13 décembre 2023

Déborah Fischer, réviseur d’entreprises, membre de la Commission ESG de l’IRE

 

Avec l’implémentation de la CSRD (Corporate Sustainability Reporting Directive), les entreprises devant publier un rapport annuel comprenant des informations financières et non-financières seront plus nombreuses. Si la présence de l’ensemble des informations pertinentes pour évaluer la situation d’une entreprise dans un même document favorise la bonne information et la bonne compréhension des parties prenantes, l’objectif de présenter toutes les informations dans un même rapport vise également à pouvoir créer des liens entre les différents types de données.

Or, il apparait qu’aujourd’hui, les parties prenantes ont régulièrement des inquiétudes quant aux incohérences existantes entre les rapports de durabilité et les états financiers. Les auditeurs auront dans ce contexte, un rôle important à jouer pour assurer la confiance dans la qualité et la cohérence des informations financières et de durabilité :

  • prenons l’exemple du climat : les impacts, risques et opportunités significatifs en relation avec le climat devront faire l’objet d’une communication dans le rapport de durabilité. Mais cette exposition au climat peut aussi avoir des impacts importants sur les états financiers qui devraient y être également rapportés (notamment dans le cadre de l’établissement d’états financiers suivant les normes IFRS). Dans cette situation, il est important de pouvoir assurer une connectivité entre les données, par exemple Prendre en considération l’impact du climat sur les jugements importants, principales sources d'incertitude en matière d'estimation et méthodes comptables ainsi que la présentation des états financiers (notamment en relation avec le going concern) ;
  • assurer une cohérence entre les émissions carbones publiées dans le rapport de durabilité et leur prise en compte dans les calculs d’impairment ;
  • faire le lien entre l’exposition au risque climatique et les provisions comptabilisées ;
  • publier une ventilation du chiffre d’affaires exposé au risque climatique de transition et au risque climatique physique dans le rapport de durabilité qui soit aligné avec le chiffre d’affaires publié dans les états financiers ;
  • etc.

Ainsi, en mars 2023, l’IASB (International Accounting Standards Board) a lancé son projet « Connectivity in practice: the IASB’s new project on Climate-related Risks in the Financial Statements »[1]. Les normes IFRS requièrent des entreprises de considérer les sujets en lien avec le climat dans leurs états financiers lorsque leurs effets sont matériels pour les investisseurs.

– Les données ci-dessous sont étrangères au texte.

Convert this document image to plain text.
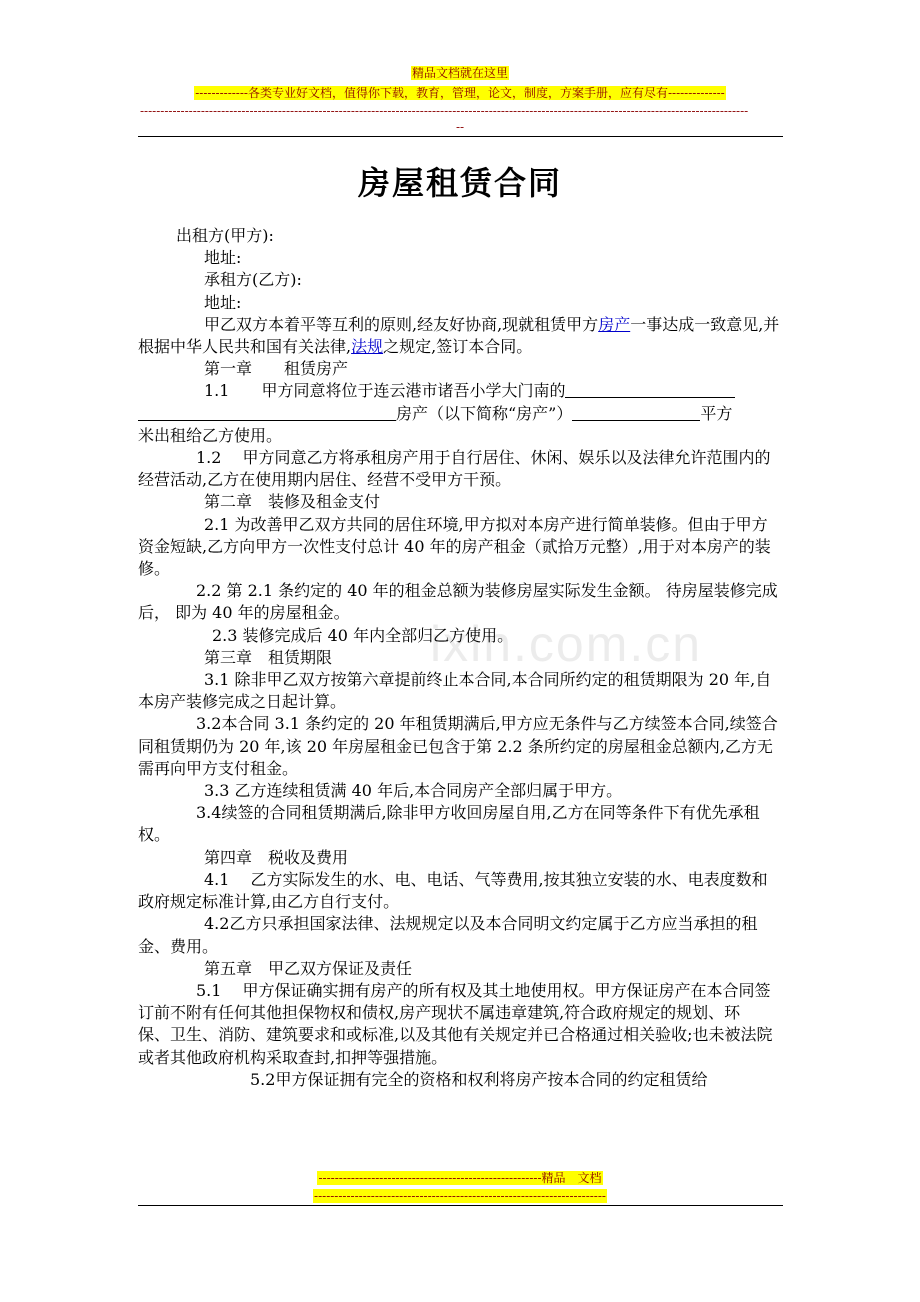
精品文档就在这里
-------------各类专业好文档，值得你下载，教育，管理，论文，制度，方案手册，应有尽有--------------
------------------------------------------------------------------------------------------------------------------------------------------------------
--
房屋租赁合同
ixin.com.cn

出租方(甲方):

地址:

承租方(乙方):

地址:

甲乙双方本着平等互利的原则,经友好协商,现就租赁甲方房产一事达成一致意见,并根据中华人民共和国有关法律,法规之规定,签订本合同。

第一章　　租赁房产

1.1　　甲方同意将位于连云港市诸吾小学大门南的

房产（以下简称“房产”）	平方

米出租给乙方使用。

1.2　 甲方同意乙方将承租房产用于自行居住、休闲、娱乐以及法律允许范围内的经营活动,乙方在使用期内居住、经营不受甲方干预。

第二章　装修及租金支付

2.1 为改善甲乙双方共同的居住环境,甲方拟对本房产进行简单装修。但由于甲方资金短缺,乙方向甲方一次性支付总计 40 年的房产租金（贰拾万元整）,用于对本房产的装修。

2.2 第 2.1 条约定的 40 年的租金总额为装修房屋实际发生金额。 待房屋装修完成后， 即为 40 年的房屋租金。

2.3 装修完成后 40 年内全部归乙方使用。

第三章　租赁期限

3.1 除非甲乙双方按第六章提前终止本合同,本合同所约定的租赁期限为 20 年,自本房产装修完成之日起计算。

3.2本合同 3.1 条约定的 20 年租赁期满后,甲方应无条件与乙方续签本合同,续签合同租赁期仍为 20 年,该 20 年房屋租金已包含于第 2.2 条所约定的房屋租金总额内,乙方无需再向甲方支付租金。

3.3 乙方连续租赁满 40 年后,本合同房产全部归属于甲方。

3.4续签的合同租赁期满后,除非甲方收回房屋自用,乙方在同等条件下有优先承租权。

第四章　税收及费用

4.1　 乙方实际发生的水、电、电话、气等费用,按其独立安装的水、电表度数和政府规定标准计算,由乙方自行支付。

4.2乙方只承担国家法律、法规规定以及本合同明文约定属于乙方应当承担的租金、费用。

第五章　甲乙双方保证及责任

5.1　 甲方保证确实拥有房产的所有权及其土地使用权。甲方保证房产在本合同签订前不附有任何其他担保物权和债权,房产现状不属违章建筑,符合政府规定的规划、环　保、卫生、消防、建筑要求和或标准,以及其他有关规定并已合格通过相关验收;也未被法院或者其他政府机构采取查封,扣押等强措施。

5.2甲方保证拥有完全的资格和权利将房产按本合同的约定租赁给

-------------------------------------------------------精品　文档
------------------------------------------------------------------------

En octobre 2023, l’ESMA (European Securities and Markets authority) a publié son rapport intitulé « The Heat is On: Disclosures of Climate-Related Matters in the Financial Statements ». Dans celui-ci, elle rappelle que la qualité des informations publiées en matière de risque climatique est un des sujets prioritaires dans son plan d’action. Le rapport vise dès lors à renforcer la capacité des émetteurs à fournir des informations plus qualitatives et à rendre plus cohérente la manière dont les questions liées au climat sont prises en compte dans les états financiers établis conformément aux IFRS.

Du côté de l’EFRAG, un groupe de travail est actif depuis début 2023 sur la thématique de la connectivité des informations financières et de durabilité. Son objectif est double :

  • Dans un premier temps, établir la connexion entre les informations de durabilité et les informations financières publiées par les entreprises sur base des standards de reporting existants (2023-2024)

  • Dans un deuxième temps, analyser les changements à proposer dans les standards de reporting financiers existant afin d’atteindre l’intégration des reportings financiers et non-financiers (Conférence de l'EFRAG du 28 novembre 2023)

Dans le cadre de l’examen limité qui sera réalisé par les auditeurs sur les informations de durabilité, l’analyse de la connectivité et de la cohérence des informations financières, notamment suivant les normes IFRS et de durabilité sera donc un élément important à prendre en considération dans la démarche d’audit. Assurer que l’audit des données de durabilité et des données financières soit réalisé par le commissaire de la société favorisera donc cette analyse.